# [ESXi + FreeBSD] Hot plug (remove) freezes complete system



## hyperbart (May 26, 2013)

Hi guys,

At home I have a VMware ESXi 5.1 Update 1 (Build 1065491) with a FreeBSD machine based on ZFSGuru, equipped with VMWare Tools and 16 GB of vRAM.

The FreeBSD machine has exclusive access (via VT-d) to an IT-flashed IBM M1015 with five Hitachi's, a Crucial M4 and two Seagates attached to it. The 5 x 3 TB Hitachi's are configured as a RAIDZ array, the 2 x 2 TB Seagates as a mirror, the M4 serves as an L2ARC and ZIL.

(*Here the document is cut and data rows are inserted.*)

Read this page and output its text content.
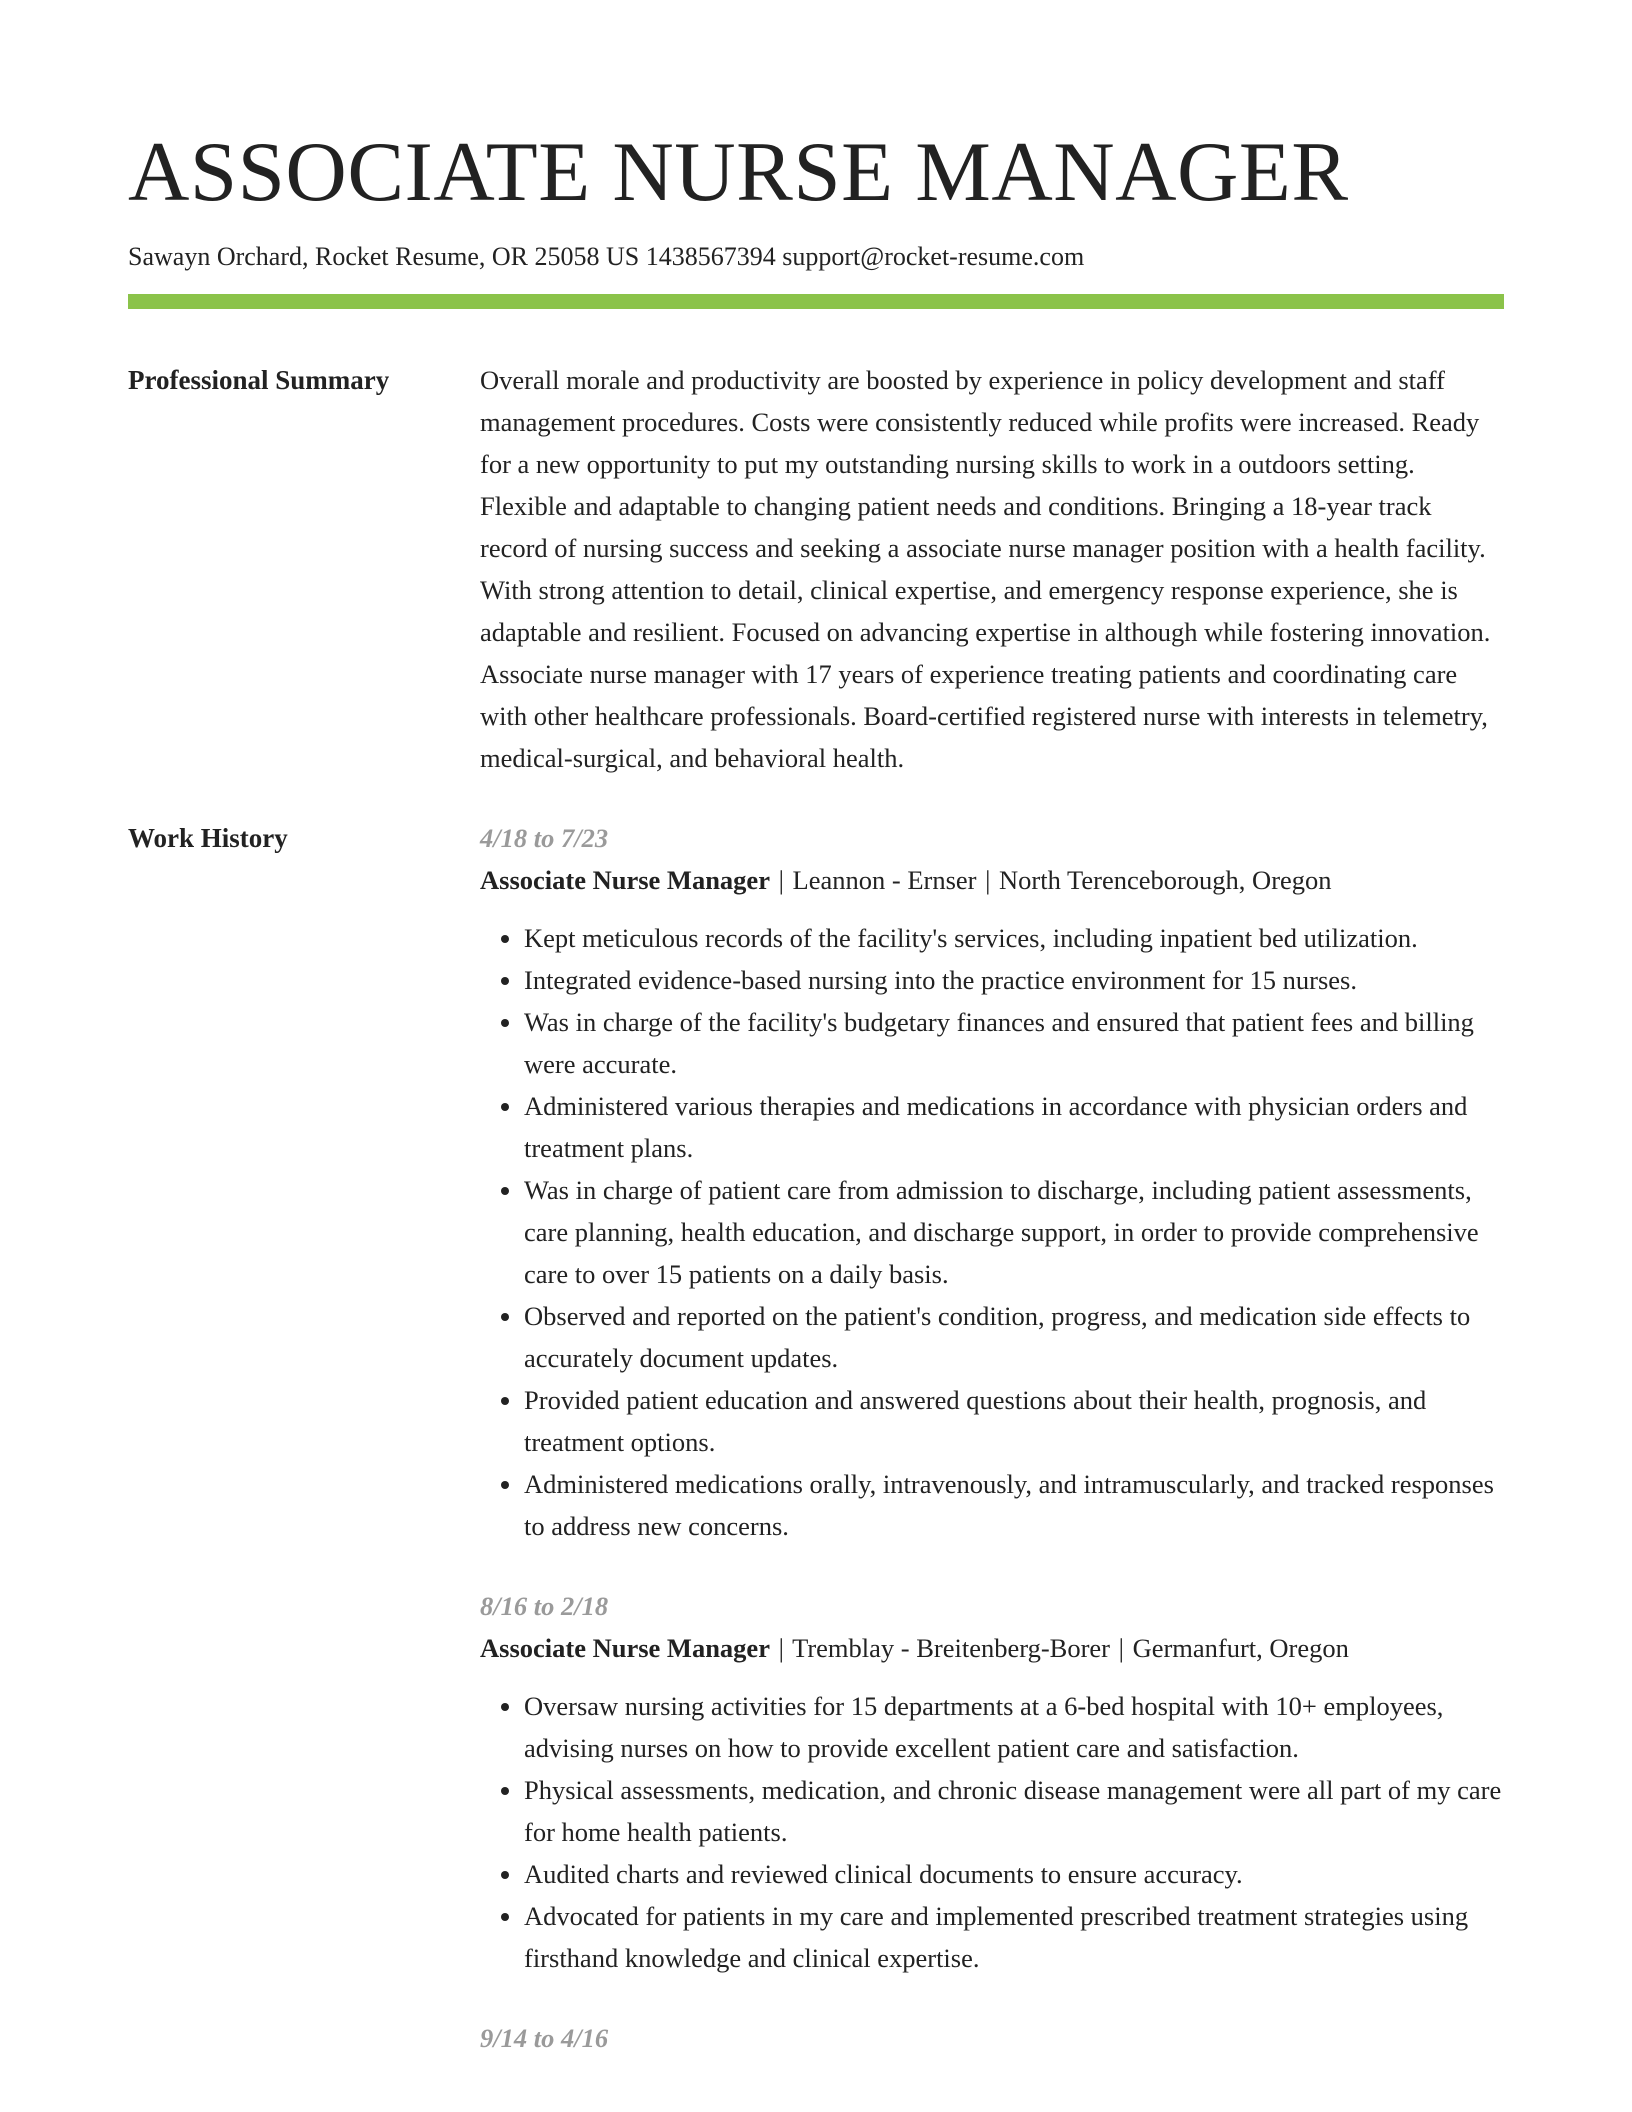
ASSOCIATE NURSE MANAGER
Sawayn Orchard, Rocket Resume, OR 25058 US 1438567394 support@rocket-resume.com
Professional Summary	Overall morale and productivity are boosted by experience in policy development and staff management procedures. Costs were consistently reduced while profits were increased. Ready for a new opportunity to put my outstanding nursing skills to work in a outdoors setting. Flexible and adaptable to changing patient needs and conditions. Bringing a 18-year track record of nursing success and seeking a associate nurse manager position with a health facility. With strong attention to detail, clinical expertise, and emergency response experience, she is adaptable and resilient. Focused on advancing expertise in although while fostering innovation. Associate nurse manager with 17 years of experience treating patients and coordinating care with other healthcare professionals. Board-certified registered nurse with interests in telemetry, medical-surgical, and behavioral health.

Work History	4/18 to 7/23
Associate Nurse Manager | Leannon - Ernser | North Terenceborough, Oregon
• Kept meticulous records of the facility's services, including inpatient bed utilization.
• Integrated evidence-based nursing into the practice environment for 15 nurses.
• Was in charge of the facility's budgetary finances and ensured that patient fees and billing were accurate.
• Administered various therapies and medications in accordance with physician orders and treatment plans.
• Was in charge of patient care from admission to discharge, including patient assessments, care planning, health education, and discharge support, in order to provide comprehensive care to over 15 patients on a daily basis.
• Observed and reported on the patient's condition, progress, and medication side effects to accurately document updates.
• Provided patient education and answered questions about their health, prognosis, and treatment options.
• Administered medications orally, intravenously, and intramuscularly, and tracked responses to address new concerns.
8/16 to 2/18
Associate Nurse Manager | Tremblay - Breitenberg-Borer | Germanfurt, Oregon
• Oversaw nursing activities for 15 departments at a 6-bed hospital with 10+ employees, advising nurses on how to provide excellent patient care and satisfaction.
• Physical assessments, medication, and chronic disease management were all part of my care for home health patients.
• Audited charts and reviewed clinical documents to ensure accuracy.
• Advocated for patients in my care and implemented prescribed treatment strategies using firsthand knowledge and clinical expertise.
9/14 to 4/16
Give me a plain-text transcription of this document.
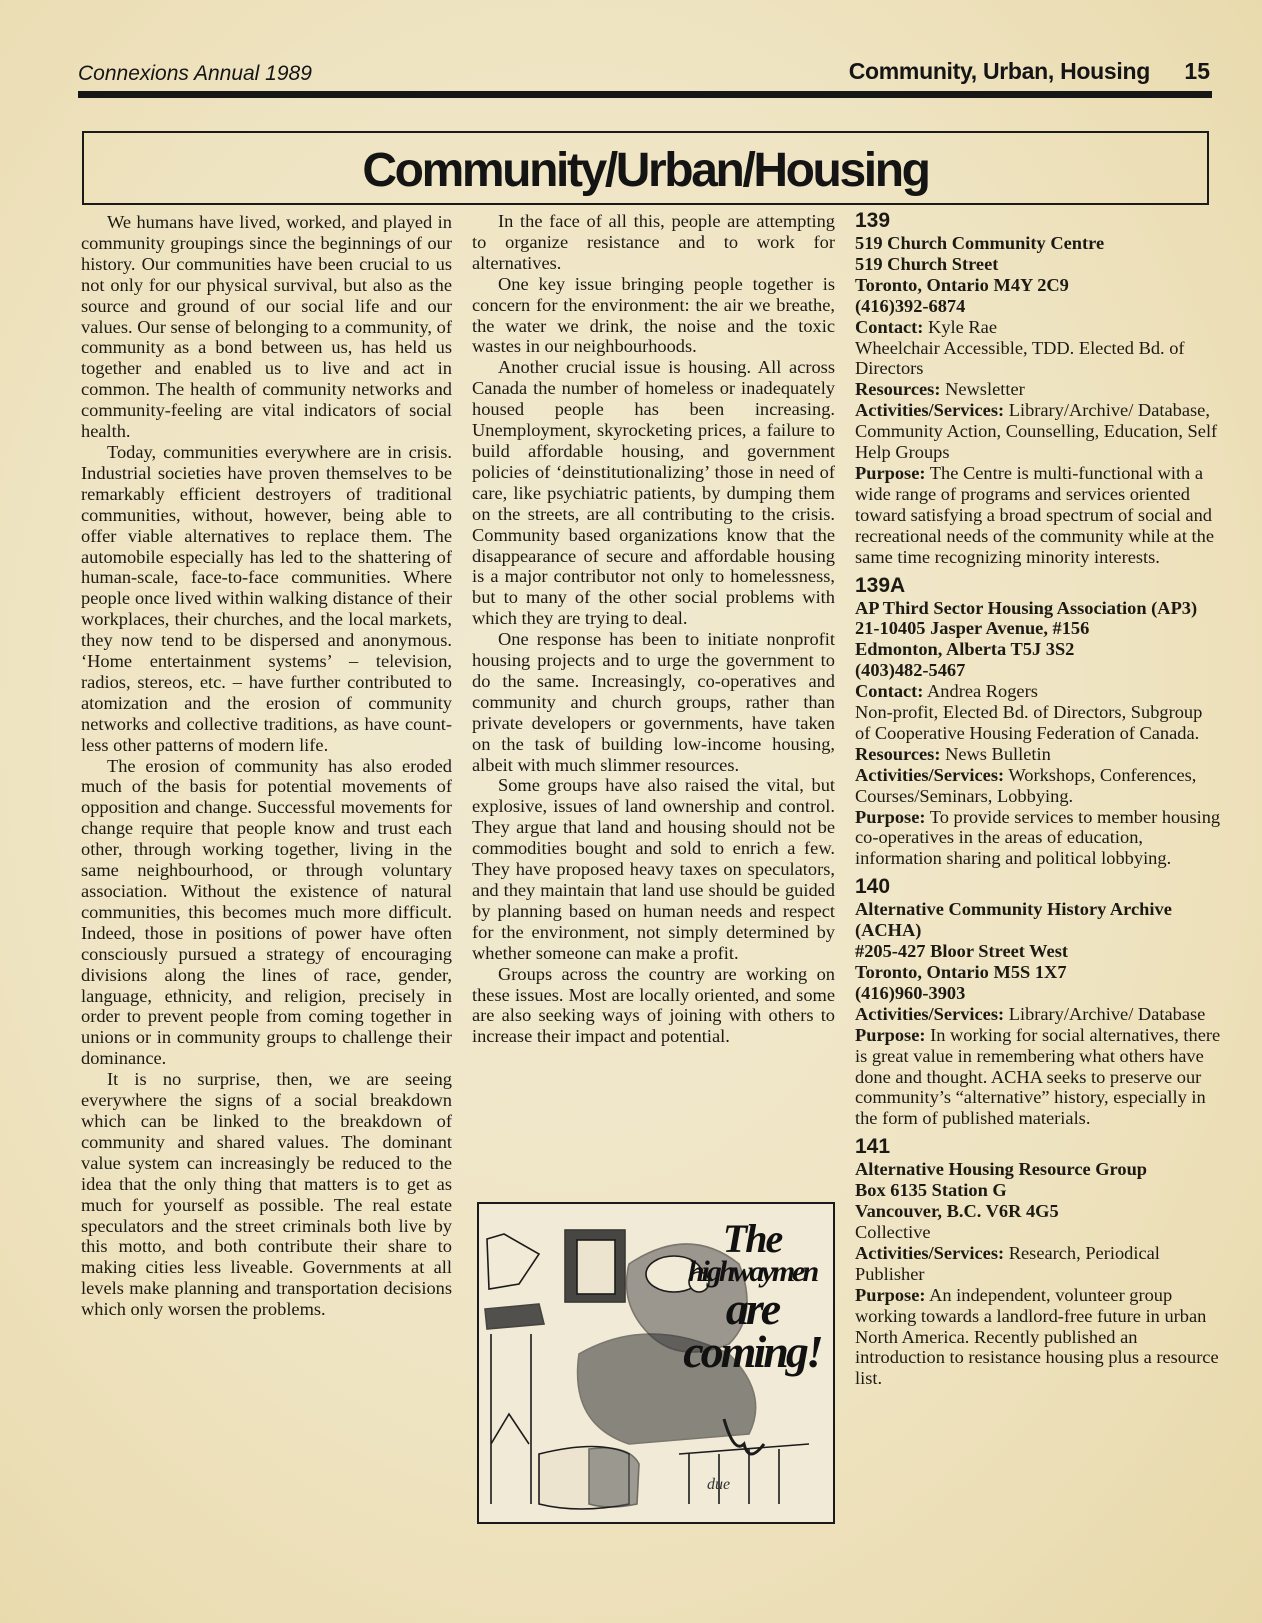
Connexions Annual 1989	Community, Urban, Housing 15
Community/Urban/Housing

We humans have lived, worked, and played in community groupings since the beginnings of our history. Our communities have been crucial to us not only for our physical survival, but also as the source and ground of our social life and our values. Our sense of belonging to a community, of community as a bond between us, has held us together and enabled us to live and act in common. The health of community networks and community-feeling are vital indicators of social health.

Today, communities everywhere are in crisis. Industrial societies have proven themselves to be remarkably efficient destroyers of traditional communities, without, however, being able to offer viable alternatives to replace them. The automobile especially has led to the shattering of human-scale, face-to-face communities. Where people once lived within walking distance of their workplaces, their churches, and the local markets, they now tend to be dispersed and anonymous. ‘Home entertainment systems’ – television, radios, stereos, etc. – have further contributed to atomization and the erosion of community networks and collective traditions, as have countless other patterns of modern life.

The erosion of community has also eroded much of the basis for potential movements of opposition and change. Successful movements for change require that people know and trust each other, through working together, living in the same neighbourhood, or through voluntary association. Without the existence of natural communities, this becomes much more difficult. Indeed, those in positions of power have often consciously pursued a strategy of encouraging divisions along the lines of race, gender, language, ethnicity, and religion, precisely in order to prevent people from coming together in unions or in community groups to challenge their dominance.

It is no surprise, then, we are seeing everywhere the signs of a social breakdown which can be linked to the breakdown of community and shared values. The dominant value system can increasingly be reduced to the idea that the only thing that matters is to get as much for yourself as possible. The real estate speculators and the street criminals both live by this motto, and both contribute their share to making cities less liveable. Governments at all levels make planning and transportation decisions which only worsen the problems.

In the face of all this, people are attempting to organize resistance and to work for alternatives.

One key issue bringing people together is concern for the environment: the air we breathe, the water we drink, the noise and the toxic wastes in our neighbourhoods.

Another crucial issue is housing. All across Canada the number of homeless or inadequately housed people has been increasing. Unemployment, skyrocketing prices, a failure to build affordable housing, and government policies of ‘deinstitutionalizing’ those in need of care, like psychiatric patients, by dumping them on the streets, are all contributing to the crisis. Community based organizations know that the disappearance of secure and affordable housing is a major contributor not only to homelessness, but to many of the other social problems with which they are trying to deal.

One response has been to initiate nonprofit housing projects and to urge the government to do the same. Increasingly, co-operatives and community and church groups, rather than private developers or governments, have taken on the task of building low-income housing, albeit with much slimmer resources.

Some groups have also raised the vital, but explosive, issues of land ownership and control. They argue that land and housing should not be commodities bought and sold to enrich a few. They have proposed heavy taxes on speculators, and they maintain that land use should be guided by planning based on human needs and respect for the environment, not simply determined by whether someone can make a profit.

Groups across the country are working on these issues. Most are locally oriented, and some are also seeking ways of joining with others to increase their impact and potential.

The
highwaymen
are
coming!
due
139
519 Church Community Centre
519 Church Street
Toronto, Ontario M4Y 2C9
(416)392-6874
Contact: Kyle Rae
Wheelchair Accessible, TDD. Elected Bd. of Directors
Resources: Newsletter
Activities/Services: Library/Archive/ Database, Community Action, Counselling, Education, Self Help Groups
Purpose: The Centre is multi-functional with a wide range of programs and services oriented toward satisfying a broad spectrum of social and recreational needs of the community while at the same time recognizing minority interests.
139A
AP Third Sector Housing Association (AP3)
21-10405 Jasper Avenue, #156
Edmonton, Alberta T5J 3S2
(403)482-5467
Contact: Andrea Rogers
Non-profit, Elected Bd. of Directors, Subgroup of Cooperative Housing Federation of Canada.
Resources: News Bulletin
Activities/Services: Workshops, Conferences, Courses/Seminars, Lobbying.
Purpose: To provide services to member housing co-operatives in the areas of education, information sharing and political lobbying.
140
Alternative Community History Archive (ACHA)
#205-427 Bloor Street West
Toronto, Ontario M5S 1X7
(416)960-3903
Activities/Services: Library/Archive/ Database
Purpose: In working for social alternatives, there is great value in remembering what others have done and thought. ACHA seeks to preserve our community’s “alternative” history, especially in the form of published materials.
141
Alternative Housing Resource Group
Box 6135 Station G
Vancouver, B.C. V6R 4G5
Collective
Activities/Services: Research, Periodical Publisher
Purpose: An independent, volunteer group working towards a landlord-free future in urban North America. Recently published an introduction to resistance housing plus a resource list.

To back up and safeguard my data I was thinking about sending and receiving my critical data from the RAIDZ array to the mirror and "breaking" the mirror by removing one of the two disks and place it on an off-site location. When I reinsert the disk, FreeBSD would automatically resilver the mirror so I always have a consistent backup. By switching the disks (one week the first, the other week the other one) the wear and tear would be spread pretty evenly.

Now the problem is that when I remove one of my two Seagates (haven't tested it with my Hitachi's yet) that the complete FreeBSD VM freezes. It doesn't matter if it's the first or the second. The result is that the console is unresponsive, I can't reach any Samba shares anymore and the only solution is resetting the complete VM.

Can anyone point me in the right direction or help me analyze the problem? Which logs can I provide?


----------



## hyperbart (May 26, 2013)

The ZFSguru/FreeBSD machine is equipped with version 9.1


----------